Versuche ihn zu verscheuchen, scheitere aber. Wie soll man dem jetzt auch erklären, dass das nicht geht? Mache mich auf die Suche nach der Besitzerin, nachdem ich Ommas Box luftdicht verschlossen habe. Der soll mir bloß wegbleiben. Besitzerin ist spontan verstorben, nicht da, was auch immer, die finde ich nicht und sie lässt sich auch nicht kontaktieren. Unser Futterlieferant verscheucht den Hengst schließlich sehr drastisch. Der macht kehrt und rennt auf die nächste Stallgasse zu. Geistesgegenwärtig schließt die jemand und der steht jetzt im Innenhof.

Wir schließen also alle Türen, kleben einen Zettel an mit: „Nicht rausgehen, Hengst läuft frei herum.“ Sollte doch jeder verstehen.
Wie der Buschfunk halt so zuverlässig falsch funktioniert, ist die einzige, die aufkreuzt, die andere Hengsthalterin, die verwirrt ist, weil sie ihren Hengst in der Box vorfindet.

Ein paar Mutige nähern sich unterdessen dem Hengst mit Halfter, aber der sieht das gar nicht ein und zeigt natürlich formvollendetes Steigen an der Hand … bzw. nicht an der Hand, denn ihn kann ja keiner an die Hand nehmen. Plötzlich taucht die Besitzerin auf. Kichert und sagt: „Ach, Flöckchen, bist du schon wieder ausgebüchst.“
Falte Frau Flöckchen zusammen. Die ist total entrüstet. „Ja, aber der hat doch nix gemacht!“
Ne, noch nicht! Aber der muss sicher nicht lose in der Stallgasse rumrennen, als wäre er die Stallkatze. Was hätte sie außerdem gemacht, wenn er sich verletzt hätte?
„Hmm …“, macht Frau Flöckchen.
Ja, hmm! Am Arsch!
Der Stallbesitzer wird hinzuzitiert und bittet darum, den Zaun höher zu machen, sonst würde er das tun – auf ihre Kosten.
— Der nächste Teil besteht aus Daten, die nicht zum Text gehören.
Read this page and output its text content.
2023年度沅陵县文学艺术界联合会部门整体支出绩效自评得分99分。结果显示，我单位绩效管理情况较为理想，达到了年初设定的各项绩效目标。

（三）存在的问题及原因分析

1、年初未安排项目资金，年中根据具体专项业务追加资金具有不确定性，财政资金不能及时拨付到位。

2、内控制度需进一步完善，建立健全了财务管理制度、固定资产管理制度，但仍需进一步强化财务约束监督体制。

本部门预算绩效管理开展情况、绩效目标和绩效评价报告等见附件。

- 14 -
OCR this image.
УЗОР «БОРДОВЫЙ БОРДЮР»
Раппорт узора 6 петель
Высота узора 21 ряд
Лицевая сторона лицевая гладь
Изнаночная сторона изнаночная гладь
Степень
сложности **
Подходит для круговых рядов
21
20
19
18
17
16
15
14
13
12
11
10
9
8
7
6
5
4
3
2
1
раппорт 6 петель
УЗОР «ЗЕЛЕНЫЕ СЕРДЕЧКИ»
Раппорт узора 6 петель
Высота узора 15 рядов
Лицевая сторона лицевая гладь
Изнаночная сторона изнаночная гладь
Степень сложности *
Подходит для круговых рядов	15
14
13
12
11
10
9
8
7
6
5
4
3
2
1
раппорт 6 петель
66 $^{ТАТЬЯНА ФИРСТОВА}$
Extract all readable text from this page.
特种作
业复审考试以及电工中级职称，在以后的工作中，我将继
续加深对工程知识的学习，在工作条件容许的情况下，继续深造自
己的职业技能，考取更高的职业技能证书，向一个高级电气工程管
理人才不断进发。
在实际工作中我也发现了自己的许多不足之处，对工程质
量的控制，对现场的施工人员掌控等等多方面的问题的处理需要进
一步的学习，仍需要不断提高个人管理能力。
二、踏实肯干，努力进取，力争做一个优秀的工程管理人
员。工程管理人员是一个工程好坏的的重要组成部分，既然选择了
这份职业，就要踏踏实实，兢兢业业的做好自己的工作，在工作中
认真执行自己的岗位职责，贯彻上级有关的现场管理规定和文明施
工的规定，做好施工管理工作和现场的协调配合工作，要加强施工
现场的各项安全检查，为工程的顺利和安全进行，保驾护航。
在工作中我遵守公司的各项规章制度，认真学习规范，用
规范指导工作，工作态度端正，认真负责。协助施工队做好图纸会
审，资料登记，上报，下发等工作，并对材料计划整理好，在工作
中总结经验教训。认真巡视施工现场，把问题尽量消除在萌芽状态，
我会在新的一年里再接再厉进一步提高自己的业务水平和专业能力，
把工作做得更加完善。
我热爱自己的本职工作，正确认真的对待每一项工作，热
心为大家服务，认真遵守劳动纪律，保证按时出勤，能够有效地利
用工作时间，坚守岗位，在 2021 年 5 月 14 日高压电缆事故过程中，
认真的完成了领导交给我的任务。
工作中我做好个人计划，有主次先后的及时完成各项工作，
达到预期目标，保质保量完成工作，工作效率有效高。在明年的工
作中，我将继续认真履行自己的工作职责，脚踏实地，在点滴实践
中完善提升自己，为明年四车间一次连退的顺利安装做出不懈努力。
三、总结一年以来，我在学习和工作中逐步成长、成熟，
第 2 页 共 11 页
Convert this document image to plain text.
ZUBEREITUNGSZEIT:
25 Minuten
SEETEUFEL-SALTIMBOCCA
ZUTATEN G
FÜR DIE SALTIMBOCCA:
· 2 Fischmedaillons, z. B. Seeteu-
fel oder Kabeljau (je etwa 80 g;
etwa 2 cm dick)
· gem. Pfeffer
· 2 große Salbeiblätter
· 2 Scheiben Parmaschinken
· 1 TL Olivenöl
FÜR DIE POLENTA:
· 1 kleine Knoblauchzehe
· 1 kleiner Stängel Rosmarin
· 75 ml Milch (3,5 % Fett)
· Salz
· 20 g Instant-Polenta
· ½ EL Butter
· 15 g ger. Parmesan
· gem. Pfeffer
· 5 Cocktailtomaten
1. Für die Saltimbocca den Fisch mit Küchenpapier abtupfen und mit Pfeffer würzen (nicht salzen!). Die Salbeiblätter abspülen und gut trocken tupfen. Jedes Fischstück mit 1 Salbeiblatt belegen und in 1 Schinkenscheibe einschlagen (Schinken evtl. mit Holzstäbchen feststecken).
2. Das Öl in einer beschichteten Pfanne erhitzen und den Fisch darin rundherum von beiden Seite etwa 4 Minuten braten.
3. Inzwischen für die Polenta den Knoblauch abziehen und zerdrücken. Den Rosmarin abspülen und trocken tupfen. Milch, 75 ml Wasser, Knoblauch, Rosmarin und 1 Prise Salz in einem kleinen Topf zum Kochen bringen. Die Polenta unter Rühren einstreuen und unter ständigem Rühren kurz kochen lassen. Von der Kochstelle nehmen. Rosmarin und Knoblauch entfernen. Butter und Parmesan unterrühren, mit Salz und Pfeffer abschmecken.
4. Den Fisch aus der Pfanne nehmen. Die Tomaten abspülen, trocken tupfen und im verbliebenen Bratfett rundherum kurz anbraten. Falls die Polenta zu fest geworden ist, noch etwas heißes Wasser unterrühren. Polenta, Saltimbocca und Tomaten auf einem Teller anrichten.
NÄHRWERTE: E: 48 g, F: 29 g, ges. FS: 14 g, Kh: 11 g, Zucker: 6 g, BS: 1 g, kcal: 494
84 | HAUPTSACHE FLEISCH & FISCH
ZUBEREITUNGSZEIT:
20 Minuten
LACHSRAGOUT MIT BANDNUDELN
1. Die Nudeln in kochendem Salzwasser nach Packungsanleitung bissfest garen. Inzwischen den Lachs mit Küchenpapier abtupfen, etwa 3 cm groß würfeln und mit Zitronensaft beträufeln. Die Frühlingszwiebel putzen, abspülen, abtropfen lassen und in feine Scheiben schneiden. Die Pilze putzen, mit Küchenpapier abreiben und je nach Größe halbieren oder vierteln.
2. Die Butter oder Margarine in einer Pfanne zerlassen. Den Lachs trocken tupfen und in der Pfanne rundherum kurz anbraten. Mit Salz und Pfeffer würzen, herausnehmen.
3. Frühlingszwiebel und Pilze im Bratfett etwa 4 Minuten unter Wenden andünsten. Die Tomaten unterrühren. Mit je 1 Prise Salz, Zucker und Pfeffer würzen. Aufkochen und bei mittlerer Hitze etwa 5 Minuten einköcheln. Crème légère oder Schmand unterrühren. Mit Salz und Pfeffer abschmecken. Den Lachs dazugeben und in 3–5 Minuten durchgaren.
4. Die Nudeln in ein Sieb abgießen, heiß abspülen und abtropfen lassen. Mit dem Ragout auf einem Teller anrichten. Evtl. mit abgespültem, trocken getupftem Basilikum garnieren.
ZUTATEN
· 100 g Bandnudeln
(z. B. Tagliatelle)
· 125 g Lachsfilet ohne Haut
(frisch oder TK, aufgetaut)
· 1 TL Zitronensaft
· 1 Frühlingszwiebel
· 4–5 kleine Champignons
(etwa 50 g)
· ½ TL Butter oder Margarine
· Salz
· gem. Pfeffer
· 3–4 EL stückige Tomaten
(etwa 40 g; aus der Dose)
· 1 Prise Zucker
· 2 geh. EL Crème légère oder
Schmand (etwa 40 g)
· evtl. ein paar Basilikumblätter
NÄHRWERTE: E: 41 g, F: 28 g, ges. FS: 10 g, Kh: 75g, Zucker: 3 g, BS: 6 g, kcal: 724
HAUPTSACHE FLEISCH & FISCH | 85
Und was tut sie? Sie macht jetzt Strom drauf. Auf ihr runtergetretenes Seilchen. Das ist wirklich hilfreich mit einem Bändchen, das halb auf dem Boden hängt …
Drei Eskapaden später hat sich die Sache aber erledigt. Stallbesitzer hat ein Tor am Innenhof angebracht, das immer geschlossen sein muss. Jetzt kann der Hengst nur noch auf die Straße laufen. Vielleicht lernt sie es ja dann.

Foto: Wäre auch so gerne noch Hengst.